Recuerdo el día en que estábamos haciendo prácticas de fuego real, cuarenta o cincuenta reclutas colocados de pie en hileras frente a las dianas. Pese a que el sargento había explicado reiteradamente las tres posiciones de la llave del Cetme, el recluta que estaba justo delante de mí se equivocó y la colocó en ráfaga en vez de tiro a tiro. Al apretar el gatillo, restalló un tableteo mortal, el chaval giró sesenta grados, como un bailarín del Bolshoi, empujado por el retroceso del arma, y menos mal que sólo había cinco balas en el cargador, porque llega a haber veinte o treinta y acribilla a media compañía. Era una verdadera temeridad entregarle un fusil ametrallador cargado a un tipo sólo por ser español, no digamos a un tipo como yo, que en una guerra sólo podría servir de prisionero.

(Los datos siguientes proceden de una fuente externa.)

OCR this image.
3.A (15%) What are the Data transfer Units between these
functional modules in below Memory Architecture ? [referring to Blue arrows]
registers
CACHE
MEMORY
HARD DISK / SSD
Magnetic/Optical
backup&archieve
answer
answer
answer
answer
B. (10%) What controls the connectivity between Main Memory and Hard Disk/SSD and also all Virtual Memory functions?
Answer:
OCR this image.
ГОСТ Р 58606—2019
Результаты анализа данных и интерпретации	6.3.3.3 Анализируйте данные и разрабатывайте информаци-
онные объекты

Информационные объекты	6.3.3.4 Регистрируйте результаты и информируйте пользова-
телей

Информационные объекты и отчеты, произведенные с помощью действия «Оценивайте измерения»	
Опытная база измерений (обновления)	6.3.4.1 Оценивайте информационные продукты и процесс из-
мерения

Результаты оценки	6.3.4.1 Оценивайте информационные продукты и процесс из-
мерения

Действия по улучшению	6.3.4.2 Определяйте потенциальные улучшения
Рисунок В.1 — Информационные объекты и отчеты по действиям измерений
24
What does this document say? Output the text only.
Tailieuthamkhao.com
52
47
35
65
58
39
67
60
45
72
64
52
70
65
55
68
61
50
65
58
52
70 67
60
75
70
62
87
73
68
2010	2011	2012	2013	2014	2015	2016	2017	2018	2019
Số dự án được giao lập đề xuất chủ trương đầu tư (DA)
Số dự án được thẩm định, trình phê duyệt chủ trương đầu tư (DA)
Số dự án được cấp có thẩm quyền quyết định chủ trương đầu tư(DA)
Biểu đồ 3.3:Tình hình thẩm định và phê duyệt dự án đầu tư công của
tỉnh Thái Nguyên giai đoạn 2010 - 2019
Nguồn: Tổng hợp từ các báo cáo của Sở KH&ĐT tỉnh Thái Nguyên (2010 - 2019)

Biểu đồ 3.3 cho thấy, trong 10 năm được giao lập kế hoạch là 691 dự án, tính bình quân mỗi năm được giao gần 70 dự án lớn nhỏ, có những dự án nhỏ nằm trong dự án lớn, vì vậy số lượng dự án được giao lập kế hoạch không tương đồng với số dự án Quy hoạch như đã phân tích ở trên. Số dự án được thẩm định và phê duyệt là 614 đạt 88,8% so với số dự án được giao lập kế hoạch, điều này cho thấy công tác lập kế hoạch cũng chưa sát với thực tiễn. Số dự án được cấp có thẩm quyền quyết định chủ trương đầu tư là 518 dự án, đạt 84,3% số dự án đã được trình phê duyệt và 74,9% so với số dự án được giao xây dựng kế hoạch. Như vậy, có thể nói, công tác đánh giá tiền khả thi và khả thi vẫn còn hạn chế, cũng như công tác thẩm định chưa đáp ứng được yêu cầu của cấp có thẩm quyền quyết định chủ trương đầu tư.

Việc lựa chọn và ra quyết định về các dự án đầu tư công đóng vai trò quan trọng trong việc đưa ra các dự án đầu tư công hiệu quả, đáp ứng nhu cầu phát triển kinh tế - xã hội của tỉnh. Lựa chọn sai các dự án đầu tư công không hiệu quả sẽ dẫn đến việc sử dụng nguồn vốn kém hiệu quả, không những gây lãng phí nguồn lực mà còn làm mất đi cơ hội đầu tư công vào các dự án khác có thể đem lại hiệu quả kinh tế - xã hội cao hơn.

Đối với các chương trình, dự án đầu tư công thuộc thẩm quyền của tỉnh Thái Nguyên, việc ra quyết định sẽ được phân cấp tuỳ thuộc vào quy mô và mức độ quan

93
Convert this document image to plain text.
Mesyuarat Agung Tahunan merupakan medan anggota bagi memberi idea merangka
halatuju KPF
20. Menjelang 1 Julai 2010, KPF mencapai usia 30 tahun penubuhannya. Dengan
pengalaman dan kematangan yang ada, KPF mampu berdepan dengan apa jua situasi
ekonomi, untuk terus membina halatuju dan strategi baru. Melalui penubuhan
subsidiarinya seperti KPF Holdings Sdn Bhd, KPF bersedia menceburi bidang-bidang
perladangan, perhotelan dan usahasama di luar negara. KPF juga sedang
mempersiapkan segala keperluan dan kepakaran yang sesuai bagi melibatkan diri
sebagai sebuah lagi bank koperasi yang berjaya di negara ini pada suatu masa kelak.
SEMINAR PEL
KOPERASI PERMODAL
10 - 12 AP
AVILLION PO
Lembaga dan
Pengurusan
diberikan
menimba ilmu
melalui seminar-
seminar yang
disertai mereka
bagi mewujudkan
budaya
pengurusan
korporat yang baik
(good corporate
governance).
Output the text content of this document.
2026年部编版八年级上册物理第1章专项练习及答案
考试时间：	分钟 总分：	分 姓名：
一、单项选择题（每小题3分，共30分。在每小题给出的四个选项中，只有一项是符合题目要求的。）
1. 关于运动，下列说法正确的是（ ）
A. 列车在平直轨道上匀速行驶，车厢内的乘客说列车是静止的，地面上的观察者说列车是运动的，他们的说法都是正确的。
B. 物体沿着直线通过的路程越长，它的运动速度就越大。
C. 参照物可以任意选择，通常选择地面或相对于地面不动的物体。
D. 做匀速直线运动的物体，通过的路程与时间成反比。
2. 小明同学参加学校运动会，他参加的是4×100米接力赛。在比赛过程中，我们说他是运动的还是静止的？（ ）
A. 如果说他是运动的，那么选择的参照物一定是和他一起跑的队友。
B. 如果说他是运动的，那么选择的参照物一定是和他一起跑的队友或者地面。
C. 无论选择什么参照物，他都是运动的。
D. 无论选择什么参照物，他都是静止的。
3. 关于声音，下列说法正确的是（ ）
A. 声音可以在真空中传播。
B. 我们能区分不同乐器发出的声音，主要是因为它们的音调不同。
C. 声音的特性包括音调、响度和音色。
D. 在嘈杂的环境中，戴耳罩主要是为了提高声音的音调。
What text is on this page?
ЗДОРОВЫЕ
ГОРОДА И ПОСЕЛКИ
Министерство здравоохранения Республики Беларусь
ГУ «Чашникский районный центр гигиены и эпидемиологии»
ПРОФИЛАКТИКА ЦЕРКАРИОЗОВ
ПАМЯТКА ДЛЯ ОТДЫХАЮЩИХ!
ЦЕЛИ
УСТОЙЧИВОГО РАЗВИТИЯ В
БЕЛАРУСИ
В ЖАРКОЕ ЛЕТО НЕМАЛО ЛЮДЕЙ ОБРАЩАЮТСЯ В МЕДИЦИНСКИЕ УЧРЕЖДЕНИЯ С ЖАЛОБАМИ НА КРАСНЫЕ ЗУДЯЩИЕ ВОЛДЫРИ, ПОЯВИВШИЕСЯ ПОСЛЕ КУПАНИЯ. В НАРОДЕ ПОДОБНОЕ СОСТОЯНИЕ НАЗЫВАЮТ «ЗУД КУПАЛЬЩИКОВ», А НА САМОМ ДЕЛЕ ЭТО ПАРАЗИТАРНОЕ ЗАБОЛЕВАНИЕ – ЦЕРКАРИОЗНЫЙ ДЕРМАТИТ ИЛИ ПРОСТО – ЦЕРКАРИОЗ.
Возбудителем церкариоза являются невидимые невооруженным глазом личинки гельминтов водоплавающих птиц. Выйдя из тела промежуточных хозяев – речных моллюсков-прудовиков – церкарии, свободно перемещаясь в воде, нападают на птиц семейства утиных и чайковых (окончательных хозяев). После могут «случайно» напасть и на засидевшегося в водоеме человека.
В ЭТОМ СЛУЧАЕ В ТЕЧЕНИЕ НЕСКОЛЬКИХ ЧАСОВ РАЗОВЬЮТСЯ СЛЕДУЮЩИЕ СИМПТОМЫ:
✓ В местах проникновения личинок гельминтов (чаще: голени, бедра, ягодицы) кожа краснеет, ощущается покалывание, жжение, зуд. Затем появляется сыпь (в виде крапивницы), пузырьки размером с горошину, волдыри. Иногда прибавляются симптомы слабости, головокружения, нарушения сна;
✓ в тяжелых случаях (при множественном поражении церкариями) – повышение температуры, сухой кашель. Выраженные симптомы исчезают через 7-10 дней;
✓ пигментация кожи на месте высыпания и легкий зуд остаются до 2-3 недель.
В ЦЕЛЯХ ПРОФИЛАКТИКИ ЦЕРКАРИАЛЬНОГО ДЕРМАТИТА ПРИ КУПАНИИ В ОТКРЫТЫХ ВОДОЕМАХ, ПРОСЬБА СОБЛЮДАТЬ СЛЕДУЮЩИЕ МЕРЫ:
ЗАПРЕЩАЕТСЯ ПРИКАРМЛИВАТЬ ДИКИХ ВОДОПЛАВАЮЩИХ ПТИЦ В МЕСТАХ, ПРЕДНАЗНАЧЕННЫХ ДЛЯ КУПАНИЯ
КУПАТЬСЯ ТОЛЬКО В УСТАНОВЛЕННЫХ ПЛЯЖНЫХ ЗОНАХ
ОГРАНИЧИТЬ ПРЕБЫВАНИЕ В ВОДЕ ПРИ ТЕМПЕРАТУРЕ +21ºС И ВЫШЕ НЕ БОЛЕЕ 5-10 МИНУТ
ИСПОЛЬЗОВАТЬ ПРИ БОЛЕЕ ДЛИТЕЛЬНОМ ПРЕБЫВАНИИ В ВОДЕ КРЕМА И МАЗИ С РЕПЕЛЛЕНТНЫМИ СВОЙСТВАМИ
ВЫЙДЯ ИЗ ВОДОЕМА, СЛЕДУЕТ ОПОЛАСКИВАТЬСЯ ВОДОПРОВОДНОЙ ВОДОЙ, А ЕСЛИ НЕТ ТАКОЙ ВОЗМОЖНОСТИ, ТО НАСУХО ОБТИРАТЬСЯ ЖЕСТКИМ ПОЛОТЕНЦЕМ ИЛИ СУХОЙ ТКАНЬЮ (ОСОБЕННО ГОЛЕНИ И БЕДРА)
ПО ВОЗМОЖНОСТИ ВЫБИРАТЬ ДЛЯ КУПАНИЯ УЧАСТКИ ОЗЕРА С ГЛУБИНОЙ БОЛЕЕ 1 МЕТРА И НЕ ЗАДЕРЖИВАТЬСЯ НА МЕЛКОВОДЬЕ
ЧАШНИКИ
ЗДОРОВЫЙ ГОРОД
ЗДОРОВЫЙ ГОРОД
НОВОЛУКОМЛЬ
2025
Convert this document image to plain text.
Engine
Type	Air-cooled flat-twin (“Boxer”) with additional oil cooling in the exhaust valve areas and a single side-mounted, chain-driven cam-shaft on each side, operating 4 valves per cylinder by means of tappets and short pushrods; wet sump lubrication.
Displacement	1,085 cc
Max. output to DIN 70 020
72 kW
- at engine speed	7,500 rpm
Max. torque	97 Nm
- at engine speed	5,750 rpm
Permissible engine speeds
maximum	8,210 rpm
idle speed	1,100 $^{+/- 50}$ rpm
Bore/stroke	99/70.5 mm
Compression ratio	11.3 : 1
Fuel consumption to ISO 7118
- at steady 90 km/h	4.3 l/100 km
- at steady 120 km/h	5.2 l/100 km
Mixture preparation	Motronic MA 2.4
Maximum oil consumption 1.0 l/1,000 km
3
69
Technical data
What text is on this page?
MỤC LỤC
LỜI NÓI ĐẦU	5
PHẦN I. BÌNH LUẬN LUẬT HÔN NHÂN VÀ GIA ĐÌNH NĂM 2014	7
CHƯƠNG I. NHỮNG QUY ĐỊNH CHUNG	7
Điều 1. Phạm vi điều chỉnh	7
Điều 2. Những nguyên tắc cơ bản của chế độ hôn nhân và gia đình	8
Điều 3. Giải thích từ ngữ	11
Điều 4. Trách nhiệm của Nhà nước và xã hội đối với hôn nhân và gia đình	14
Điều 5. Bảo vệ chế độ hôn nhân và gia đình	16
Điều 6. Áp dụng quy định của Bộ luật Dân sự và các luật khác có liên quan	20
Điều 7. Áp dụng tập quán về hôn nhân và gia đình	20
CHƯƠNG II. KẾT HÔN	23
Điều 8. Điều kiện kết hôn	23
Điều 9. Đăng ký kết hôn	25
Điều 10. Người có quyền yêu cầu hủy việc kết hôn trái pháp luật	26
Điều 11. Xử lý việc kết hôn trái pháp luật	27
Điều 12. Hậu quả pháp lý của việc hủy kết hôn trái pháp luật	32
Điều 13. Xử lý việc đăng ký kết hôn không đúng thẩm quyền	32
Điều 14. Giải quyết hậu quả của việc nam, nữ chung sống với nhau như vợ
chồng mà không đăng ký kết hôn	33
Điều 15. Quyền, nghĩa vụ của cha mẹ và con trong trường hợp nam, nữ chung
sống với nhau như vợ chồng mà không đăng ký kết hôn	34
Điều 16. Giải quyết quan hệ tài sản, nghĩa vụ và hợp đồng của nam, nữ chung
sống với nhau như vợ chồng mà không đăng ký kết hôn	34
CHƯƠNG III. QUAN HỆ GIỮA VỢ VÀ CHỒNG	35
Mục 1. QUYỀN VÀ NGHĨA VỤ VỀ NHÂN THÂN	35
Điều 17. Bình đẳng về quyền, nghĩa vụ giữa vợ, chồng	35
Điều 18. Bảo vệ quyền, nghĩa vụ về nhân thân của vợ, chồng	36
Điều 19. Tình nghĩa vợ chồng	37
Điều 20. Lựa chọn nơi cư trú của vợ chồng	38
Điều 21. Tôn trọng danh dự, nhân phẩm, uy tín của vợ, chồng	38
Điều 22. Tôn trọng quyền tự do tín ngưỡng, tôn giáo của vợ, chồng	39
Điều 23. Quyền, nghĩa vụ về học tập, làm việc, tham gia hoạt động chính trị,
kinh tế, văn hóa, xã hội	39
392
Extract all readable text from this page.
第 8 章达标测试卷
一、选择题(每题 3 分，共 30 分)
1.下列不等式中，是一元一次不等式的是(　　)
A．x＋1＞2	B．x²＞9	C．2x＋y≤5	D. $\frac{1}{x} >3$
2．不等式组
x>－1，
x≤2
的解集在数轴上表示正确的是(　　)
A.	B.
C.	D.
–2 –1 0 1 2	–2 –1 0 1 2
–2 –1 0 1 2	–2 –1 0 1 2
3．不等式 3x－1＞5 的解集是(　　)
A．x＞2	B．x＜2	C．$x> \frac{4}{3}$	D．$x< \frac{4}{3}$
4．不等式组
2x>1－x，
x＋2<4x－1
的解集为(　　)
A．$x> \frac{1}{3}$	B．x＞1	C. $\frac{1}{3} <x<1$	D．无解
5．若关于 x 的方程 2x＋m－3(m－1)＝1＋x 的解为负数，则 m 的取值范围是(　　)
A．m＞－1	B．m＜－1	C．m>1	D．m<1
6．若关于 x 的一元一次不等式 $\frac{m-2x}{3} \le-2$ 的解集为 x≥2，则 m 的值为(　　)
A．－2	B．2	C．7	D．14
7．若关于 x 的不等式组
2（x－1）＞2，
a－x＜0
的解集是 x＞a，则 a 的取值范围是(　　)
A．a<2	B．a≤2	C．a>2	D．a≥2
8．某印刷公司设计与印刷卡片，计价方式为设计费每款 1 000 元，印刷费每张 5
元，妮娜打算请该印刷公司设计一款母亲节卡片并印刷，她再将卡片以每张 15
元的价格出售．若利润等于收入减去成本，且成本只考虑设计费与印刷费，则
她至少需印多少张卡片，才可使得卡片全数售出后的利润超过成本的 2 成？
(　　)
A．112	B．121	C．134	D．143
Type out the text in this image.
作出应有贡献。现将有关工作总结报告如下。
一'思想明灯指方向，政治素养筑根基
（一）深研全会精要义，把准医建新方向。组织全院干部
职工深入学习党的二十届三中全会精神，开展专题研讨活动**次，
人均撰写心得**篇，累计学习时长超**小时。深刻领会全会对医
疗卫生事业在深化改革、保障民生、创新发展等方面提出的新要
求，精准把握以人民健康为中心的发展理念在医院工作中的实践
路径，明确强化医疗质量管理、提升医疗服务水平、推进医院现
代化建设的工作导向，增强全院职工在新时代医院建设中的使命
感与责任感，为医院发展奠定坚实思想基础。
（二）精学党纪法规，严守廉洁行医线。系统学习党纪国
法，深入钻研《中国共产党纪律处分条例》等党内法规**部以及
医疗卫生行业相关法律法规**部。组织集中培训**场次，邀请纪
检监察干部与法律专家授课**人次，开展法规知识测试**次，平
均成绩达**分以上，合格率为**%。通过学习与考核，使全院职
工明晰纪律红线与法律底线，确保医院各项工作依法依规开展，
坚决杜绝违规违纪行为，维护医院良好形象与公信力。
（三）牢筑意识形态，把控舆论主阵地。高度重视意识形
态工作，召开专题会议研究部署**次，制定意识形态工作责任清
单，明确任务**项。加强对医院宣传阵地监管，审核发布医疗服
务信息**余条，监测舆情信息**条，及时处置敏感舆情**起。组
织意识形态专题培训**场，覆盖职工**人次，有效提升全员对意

Aunque el servicio militar obligatorio ya no existe, el ejército profesional continúa manteniendo esas tradiciones temerarias e insensatas a las que son tan aficionados los militares. El pasado diciembre, en Cerro Muriano, mientras realizaban unas arriesgadas maniobras al intentar cruzar un lago, dos soldados murieron ahogados y otros seis tuvieron que ser atendidos tras sufrir una hipotermia severa. Llevaban una mochila con un lastre de castigo, porque a los oficiales al mando le pareció una buena forma de disciplinar a la tropa. Se cometieron tantas imprudencias durante el ejercicio -no había sistema de anclaje, ni ambulancias, ni flotadores, ni salvavidas- que parecía que estuvieran emulando una película de Rambo.

Las familias de los fallecidos piden justicia, pero, al parecer, el Juzgado de Córdoba ha preferido retirarse y ceder el protagonismo a la jurisdicción militar. Los veteranos que hicimos la mili recordamos lo que puede significar esto, ya que, parafraseando a Groucho, la justicia militar es a la justicia lo que la música militar es a la música. No sé si en la actualidad prosigue ese absurdo e hilarante folklore militar de arrestar objetos inanimados: una pala porque se cayó del camión -con lo que teníamos que ponernos a cavar con las manos-, o mejor aún, la garita donde un pobre recluta se pegó un tiro. Lo mismo aquí acaban condenando a las balsas, a las mochilas, al lago y a las bajas temperaturas.